Editor’s Note: Today we’re excited to feature a Points Interview with Holly M. Karibo and George T. Díaz, editors of the new book Border Policing: A History of Enforcement and Evasion in North America (University of Texas Press, 2020). Karibo is an assistant professor of history at Oklahoma State University. She is the author of Sin City North: Sex, Drugs, and Citizenship in the Detroit-Windsor Borderland (University of North Carolina Press, 2015). Díaz is an Associate Professor of History at the University of Texas Rio Grande Valley. He is the author of Border Contraband: A History of Smuggling across the Rio Grande (University of Texas Press, 2015).
Describe your book in terms your bartender could understand.
(Holly M. Karibo, left, and George T. Díaz, right)

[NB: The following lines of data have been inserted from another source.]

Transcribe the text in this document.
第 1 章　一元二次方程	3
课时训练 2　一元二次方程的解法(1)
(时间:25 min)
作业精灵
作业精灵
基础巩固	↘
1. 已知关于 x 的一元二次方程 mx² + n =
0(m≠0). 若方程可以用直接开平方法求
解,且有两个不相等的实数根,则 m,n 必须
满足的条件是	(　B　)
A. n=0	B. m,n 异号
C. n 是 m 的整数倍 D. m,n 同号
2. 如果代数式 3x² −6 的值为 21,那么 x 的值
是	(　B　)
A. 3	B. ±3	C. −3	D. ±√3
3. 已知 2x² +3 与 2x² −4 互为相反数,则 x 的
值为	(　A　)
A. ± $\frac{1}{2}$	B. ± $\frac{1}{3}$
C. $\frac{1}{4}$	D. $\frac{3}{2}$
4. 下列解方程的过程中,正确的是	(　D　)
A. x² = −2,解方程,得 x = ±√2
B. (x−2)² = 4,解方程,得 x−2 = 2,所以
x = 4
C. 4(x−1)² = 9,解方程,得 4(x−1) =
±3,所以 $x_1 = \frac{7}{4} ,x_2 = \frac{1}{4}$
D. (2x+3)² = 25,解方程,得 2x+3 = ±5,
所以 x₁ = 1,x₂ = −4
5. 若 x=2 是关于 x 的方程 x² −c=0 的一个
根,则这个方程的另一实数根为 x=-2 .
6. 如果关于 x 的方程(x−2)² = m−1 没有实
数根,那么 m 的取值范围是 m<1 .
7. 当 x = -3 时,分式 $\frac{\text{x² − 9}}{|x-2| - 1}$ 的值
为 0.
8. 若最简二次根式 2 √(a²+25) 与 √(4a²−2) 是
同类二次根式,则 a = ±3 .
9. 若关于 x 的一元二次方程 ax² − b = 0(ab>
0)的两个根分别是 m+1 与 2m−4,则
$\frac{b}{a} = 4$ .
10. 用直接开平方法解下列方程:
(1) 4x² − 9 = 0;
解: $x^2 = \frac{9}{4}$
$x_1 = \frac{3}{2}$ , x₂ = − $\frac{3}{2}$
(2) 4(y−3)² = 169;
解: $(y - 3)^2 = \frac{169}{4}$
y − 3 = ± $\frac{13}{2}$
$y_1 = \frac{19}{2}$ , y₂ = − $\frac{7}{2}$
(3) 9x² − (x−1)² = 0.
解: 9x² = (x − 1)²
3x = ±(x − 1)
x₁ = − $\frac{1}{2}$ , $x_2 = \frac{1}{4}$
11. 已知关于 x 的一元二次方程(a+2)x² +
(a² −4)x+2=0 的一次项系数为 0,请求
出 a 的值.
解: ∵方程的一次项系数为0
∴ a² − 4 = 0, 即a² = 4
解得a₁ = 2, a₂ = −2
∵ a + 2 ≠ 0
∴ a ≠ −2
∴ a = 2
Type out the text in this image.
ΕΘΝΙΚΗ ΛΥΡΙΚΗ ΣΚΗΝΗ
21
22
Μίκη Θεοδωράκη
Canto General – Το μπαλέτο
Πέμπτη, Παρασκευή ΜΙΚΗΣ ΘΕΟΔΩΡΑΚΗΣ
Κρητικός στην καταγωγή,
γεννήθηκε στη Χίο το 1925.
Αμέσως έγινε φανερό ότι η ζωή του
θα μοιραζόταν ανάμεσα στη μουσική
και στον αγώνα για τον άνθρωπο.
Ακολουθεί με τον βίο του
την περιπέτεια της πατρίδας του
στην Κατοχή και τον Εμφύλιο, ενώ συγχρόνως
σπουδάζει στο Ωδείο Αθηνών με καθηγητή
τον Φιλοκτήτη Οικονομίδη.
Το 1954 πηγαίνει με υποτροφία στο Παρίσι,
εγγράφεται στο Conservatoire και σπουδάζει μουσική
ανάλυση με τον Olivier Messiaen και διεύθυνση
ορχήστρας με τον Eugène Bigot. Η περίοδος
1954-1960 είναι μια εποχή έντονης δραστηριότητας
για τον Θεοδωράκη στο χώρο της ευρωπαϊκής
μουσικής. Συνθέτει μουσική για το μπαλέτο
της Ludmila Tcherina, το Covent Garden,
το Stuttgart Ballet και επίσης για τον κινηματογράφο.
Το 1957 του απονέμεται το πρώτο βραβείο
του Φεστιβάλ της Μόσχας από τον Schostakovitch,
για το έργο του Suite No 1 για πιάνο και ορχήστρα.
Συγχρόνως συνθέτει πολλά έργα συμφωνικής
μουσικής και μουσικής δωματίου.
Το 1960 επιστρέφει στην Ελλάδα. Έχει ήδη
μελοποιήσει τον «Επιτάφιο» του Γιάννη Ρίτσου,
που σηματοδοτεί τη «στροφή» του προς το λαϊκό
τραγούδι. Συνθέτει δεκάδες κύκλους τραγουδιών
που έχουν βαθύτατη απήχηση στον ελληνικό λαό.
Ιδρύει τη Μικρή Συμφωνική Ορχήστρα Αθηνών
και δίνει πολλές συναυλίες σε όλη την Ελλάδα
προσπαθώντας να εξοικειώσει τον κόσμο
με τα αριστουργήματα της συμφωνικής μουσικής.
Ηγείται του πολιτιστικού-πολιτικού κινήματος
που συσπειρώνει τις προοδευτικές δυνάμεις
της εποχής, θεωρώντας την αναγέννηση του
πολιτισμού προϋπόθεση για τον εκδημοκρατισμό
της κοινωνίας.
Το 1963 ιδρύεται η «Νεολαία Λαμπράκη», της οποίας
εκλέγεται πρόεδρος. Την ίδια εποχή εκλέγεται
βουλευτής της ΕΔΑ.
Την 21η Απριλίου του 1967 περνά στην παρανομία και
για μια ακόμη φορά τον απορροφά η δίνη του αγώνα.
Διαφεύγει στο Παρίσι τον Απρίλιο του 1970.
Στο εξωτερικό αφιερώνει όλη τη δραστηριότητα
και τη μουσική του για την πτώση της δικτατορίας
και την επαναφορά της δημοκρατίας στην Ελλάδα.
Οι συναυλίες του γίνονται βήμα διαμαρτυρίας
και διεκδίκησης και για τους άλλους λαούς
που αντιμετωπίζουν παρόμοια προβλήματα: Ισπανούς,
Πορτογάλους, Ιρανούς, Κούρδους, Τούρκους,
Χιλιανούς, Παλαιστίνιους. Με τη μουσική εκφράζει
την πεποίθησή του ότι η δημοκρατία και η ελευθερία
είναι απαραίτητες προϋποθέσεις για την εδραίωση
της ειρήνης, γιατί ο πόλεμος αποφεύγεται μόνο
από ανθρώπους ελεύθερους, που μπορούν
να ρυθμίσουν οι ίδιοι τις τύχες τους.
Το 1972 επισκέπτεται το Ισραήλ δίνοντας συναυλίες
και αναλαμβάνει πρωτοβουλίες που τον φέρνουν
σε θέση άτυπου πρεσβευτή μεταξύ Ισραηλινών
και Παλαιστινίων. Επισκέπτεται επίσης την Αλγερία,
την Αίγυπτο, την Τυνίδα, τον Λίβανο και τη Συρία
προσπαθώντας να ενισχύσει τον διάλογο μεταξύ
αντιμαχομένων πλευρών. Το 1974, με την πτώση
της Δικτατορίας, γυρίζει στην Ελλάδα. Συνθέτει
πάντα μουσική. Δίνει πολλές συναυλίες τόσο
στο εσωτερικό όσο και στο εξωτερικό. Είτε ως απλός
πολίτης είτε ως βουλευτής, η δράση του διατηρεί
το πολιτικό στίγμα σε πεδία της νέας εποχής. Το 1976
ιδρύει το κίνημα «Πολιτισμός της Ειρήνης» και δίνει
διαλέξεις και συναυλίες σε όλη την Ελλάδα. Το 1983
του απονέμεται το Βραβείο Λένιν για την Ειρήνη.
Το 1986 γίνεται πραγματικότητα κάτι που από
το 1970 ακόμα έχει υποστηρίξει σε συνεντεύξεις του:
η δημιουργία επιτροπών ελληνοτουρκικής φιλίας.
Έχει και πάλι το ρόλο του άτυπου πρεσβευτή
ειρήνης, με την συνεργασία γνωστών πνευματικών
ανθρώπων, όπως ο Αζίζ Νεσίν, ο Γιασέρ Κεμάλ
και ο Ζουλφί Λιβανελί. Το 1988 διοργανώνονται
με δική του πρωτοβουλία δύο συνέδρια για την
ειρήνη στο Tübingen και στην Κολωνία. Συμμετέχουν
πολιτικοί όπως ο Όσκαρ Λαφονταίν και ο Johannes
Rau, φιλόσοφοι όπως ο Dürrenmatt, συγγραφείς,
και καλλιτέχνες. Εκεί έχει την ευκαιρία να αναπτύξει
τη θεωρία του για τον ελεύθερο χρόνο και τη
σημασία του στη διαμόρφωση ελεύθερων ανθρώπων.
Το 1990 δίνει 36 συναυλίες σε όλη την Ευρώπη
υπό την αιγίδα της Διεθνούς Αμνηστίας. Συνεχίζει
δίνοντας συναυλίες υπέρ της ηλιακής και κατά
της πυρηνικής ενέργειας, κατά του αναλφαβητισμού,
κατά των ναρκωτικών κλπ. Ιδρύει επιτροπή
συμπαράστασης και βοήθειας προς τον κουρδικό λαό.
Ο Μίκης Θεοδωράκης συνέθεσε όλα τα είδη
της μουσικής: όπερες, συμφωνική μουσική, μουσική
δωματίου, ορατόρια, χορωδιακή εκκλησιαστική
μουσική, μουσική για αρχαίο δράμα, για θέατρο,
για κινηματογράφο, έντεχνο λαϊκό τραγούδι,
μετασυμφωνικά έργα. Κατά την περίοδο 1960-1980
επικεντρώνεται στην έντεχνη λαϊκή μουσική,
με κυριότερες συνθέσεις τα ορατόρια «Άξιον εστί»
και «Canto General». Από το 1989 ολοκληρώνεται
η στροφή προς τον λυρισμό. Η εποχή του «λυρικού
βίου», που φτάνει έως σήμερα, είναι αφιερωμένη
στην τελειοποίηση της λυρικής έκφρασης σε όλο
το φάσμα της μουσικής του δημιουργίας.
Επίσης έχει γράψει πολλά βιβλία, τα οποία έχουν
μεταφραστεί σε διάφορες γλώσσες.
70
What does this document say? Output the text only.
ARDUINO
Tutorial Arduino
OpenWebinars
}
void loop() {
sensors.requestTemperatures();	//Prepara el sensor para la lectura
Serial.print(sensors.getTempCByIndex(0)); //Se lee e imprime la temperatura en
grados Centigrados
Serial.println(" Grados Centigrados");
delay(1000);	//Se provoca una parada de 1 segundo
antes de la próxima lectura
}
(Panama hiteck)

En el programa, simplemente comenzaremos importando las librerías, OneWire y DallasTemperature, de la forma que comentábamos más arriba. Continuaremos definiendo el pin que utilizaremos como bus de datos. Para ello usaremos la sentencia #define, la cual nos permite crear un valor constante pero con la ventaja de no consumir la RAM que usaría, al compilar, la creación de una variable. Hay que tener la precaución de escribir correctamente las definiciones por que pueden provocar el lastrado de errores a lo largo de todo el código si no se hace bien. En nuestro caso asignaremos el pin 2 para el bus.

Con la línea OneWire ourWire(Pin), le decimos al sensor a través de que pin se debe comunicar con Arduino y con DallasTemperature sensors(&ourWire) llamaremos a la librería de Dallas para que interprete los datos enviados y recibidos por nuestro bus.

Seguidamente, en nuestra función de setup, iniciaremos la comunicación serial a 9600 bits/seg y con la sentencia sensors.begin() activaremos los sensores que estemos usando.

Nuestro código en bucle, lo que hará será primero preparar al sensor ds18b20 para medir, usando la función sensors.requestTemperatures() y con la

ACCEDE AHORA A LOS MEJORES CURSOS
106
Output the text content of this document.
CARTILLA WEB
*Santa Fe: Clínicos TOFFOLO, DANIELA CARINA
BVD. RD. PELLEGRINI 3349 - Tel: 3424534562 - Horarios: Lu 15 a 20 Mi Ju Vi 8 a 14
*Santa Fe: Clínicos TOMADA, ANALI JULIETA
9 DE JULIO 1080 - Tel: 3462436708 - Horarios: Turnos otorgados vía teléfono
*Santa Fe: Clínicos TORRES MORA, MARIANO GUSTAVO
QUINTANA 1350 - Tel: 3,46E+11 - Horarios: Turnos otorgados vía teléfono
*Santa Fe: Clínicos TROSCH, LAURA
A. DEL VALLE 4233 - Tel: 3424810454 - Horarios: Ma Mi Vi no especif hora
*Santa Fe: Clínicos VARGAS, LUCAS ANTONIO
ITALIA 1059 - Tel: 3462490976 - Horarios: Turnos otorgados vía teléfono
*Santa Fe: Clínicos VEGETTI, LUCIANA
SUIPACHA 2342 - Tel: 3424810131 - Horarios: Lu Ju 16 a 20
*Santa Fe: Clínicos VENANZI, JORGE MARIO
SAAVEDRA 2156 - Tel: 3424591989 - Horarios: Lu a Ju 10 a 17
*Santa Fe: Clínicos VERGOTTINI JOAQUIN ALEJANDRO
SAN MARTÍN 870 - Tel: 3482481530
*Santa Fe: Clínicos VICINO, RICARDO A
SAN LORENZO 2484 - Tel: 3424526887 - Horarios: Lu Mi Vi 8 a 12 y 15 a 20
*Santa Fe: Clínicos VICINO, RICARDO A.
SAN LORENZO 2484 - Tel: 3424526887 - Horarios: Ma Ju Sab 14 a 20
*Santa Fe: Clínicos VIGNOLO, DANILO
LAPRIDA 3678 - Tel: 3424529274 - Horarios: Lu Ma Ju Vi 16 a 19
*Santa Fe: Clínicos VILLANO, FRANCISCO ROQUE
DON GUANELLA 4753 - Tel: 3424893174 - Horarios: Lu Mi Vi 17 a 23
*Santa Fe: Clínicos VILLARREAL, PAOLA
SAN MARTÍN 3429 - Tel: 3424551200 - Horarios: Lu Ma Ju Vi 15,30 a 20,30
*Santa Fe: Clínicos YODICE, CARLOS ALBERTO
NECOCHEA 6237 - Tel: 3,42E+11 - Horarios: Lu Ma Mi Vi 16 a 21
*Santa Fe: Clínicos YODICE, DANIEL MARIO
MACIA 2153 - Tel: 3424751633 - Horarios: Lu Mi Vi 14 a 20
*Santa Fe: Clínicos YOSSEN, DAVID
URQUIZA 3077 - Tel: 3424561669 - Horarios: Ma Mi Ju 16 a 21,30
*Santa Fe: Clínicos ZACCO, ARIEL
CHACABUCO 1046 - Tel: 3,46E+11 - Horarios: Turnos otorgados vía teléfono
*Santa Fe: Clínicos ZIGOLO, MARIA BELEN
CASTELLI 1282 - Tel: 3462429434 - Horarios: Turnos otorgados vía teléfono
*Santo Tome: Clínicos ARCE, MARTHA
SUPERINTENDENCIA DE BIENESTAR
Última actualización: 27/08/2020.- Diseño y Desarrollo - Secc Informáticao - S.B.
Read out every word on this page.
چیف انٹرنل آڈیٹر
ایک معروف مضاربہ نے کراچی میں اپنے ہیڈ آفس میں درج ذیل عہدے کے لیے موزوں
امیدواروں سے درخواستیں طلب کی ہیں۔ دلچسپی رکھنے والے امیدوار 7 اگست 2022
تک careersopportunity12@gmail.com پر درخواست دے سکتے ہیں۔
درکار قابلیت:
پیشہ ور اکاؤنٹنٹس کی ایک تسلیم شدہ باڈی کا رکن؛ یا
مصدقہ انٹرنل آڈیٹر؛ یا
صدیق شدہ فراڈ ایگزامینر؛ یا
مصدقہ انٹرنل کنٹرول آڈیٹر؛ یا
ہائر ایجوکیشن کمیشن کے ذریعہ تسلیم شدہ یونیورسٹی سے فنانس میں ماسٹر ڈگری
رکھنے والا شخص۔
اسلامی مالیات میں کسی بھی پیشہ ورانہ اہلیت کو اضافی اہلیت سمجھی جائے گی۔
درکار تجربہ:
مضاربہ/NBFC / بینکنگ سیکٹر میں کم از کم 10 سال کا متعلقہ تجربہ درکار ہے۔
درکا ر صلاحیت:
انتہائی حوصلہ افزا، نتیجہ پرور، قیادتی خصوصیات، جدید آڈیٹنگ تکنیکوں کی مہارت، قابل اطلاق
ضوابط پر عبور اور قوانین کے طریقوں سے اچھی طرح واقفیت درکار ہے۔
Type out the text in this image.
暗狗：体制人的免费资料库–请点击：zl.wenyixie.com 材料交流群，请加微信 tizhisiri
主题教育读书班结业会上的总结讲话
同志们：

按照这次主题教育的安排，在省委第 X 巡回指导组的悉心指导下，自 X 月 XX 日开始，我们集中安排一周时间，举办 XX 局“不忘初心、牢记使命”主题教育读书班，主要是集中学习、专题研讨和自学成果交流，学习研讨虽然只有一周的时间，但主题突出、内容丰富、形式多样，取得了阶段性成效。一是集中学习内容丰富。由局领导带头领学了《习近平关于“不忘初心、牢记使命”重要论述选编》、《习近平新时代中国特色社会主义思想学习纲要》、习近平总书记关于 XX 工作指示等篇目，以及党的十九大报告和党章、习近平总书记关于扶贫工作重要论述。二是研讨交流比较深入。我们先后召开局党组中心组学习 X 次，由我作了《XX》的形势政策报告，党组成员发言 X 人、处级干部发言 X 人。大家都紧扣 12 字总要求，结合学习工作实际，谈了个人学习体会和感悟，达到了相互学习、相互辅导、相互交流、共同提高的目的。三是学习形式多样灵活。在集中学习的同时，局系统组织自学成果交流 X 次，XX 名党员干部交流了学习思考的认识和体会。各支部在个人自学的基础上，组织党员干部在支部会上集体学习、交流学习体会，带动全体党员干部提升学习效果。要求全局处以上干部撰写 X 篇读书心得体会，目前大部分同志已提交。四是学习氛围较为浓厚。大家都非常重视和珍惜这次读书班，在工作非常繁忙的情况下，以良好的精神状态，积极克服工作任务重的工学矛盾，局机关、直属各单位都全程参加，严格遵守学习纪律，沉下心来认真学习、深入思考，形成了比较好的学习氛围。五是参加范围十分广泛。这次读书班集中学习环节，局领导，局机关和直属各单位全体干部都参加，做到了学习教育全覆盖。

The book is a series of essays on how efforts to police the U.S.-Canada and U.S.-Mexico border have often failed. We’d tell our bartender that all this talk in the news about securing the border is both misleading and misinformed. Neither the U.S.-Canada or U.S.-Mexican border have ever been effectively secured. The essays in the book show that border people have always found ways to subvert laws they didn’t like and the government’s best efforts often end up hurting innocent people. Women used to smuggle liquor up their skirts in order to get around border agents and today it is something else. The book shows the long history of Canada, the U.S., and Mexico trying numerous ways to police the border, and accomplishing some, but nowhere near all, the governments’ wanted.
What do you think a bunch of drug and alcohol historians might find particularly interesting about your book?
Since the regulation of drugs and alcohol have played a key role in ‘modern’ border policing practices, there’s really much in the volume that they may find relevant. In particular, our volume traces how the types of drugs that become the focus of both smuggling and enforcement change over time, and how this in turn reshapes policing practices. Several chapters focus on the both the politics and cultural developments that surrounded the movement of particular substances—including alcohol, peyote, tobacco, and heroin. This helps uncover how the smuggling cultures that emerge around particular drugs shape the policing tactics, and vice versa.
Now that the hard part is over, what is the thing YOU find most interesting about your book?
The chapters in our volume really emphasize the complex relationship between borderlands communities, and the intricate web of enforcement that impacts their lives on a daily basis. We really made an effort in choosing each chapter—and in the organization of the volume collectively—to highlight the impact of public policy on average people. Laws and policies written in Washington D.C., Ottawa, or Mexico City are often incredibly disconnected from realities on the ground in transnational regions. And those disconnections leave opportunity for local residents to find some flexibility with enforcement efforts. Yet, even if resistance is evident, there is also a growing sense of militarization throughout the volume. The first chapter begins during the War of 1812 and the volume ends in the early twenty-first century. What’s clear throughout these chapters is a steady march of militarization along the US-Canada and US-Mexico borders. In reading through the finished volume, it seems even more clear that this wasn’t an inevitability, but instead a result of deliberate policy decisions.
Every research project leaves some stones unturned. What stone are you most curious to see turned over soon?
Regarding unturned stones, we really enjoyed Miguel Levario’s essay on vigilantism and would like to read more on militia groups and paramilitaries operating in the contemporary borderlands. Levario composed his work using records in state archives, which are accessible. Militia groups dressing up and playing soldier today are secretive and infiltrating these groups is dangerous to say the least. Jensen Branscombe’s superb essay mentions the Ku Klux Klan’s 1977 “Border Watch” program in which the KKK sought to aid the U.S. Border Patrol in ways comparable to contemporary right wing militias’ efforts. So while historians have done excellent work examining federal and state border policing, it is time to unmask these extralegal actors still at work today.
BONUS QUESTION: In an audio version of the book, who should provide the narration?
Haha, we chatted about narration for an audio version. We agreed the book would have to have at least two narrators and since it was a comparative examination of the U.S.-Canada border and the U.S.-Mexico border, I (George) jokingly suggested that Frances McDormand voice the Canada border essays and Tommy Lee Jones read the U.S.-Mexico border essays. McDormand famously filled the role of police chief in Fargo and Jones played a sheriff in No Country for Old Men films the Coen brothers both directed.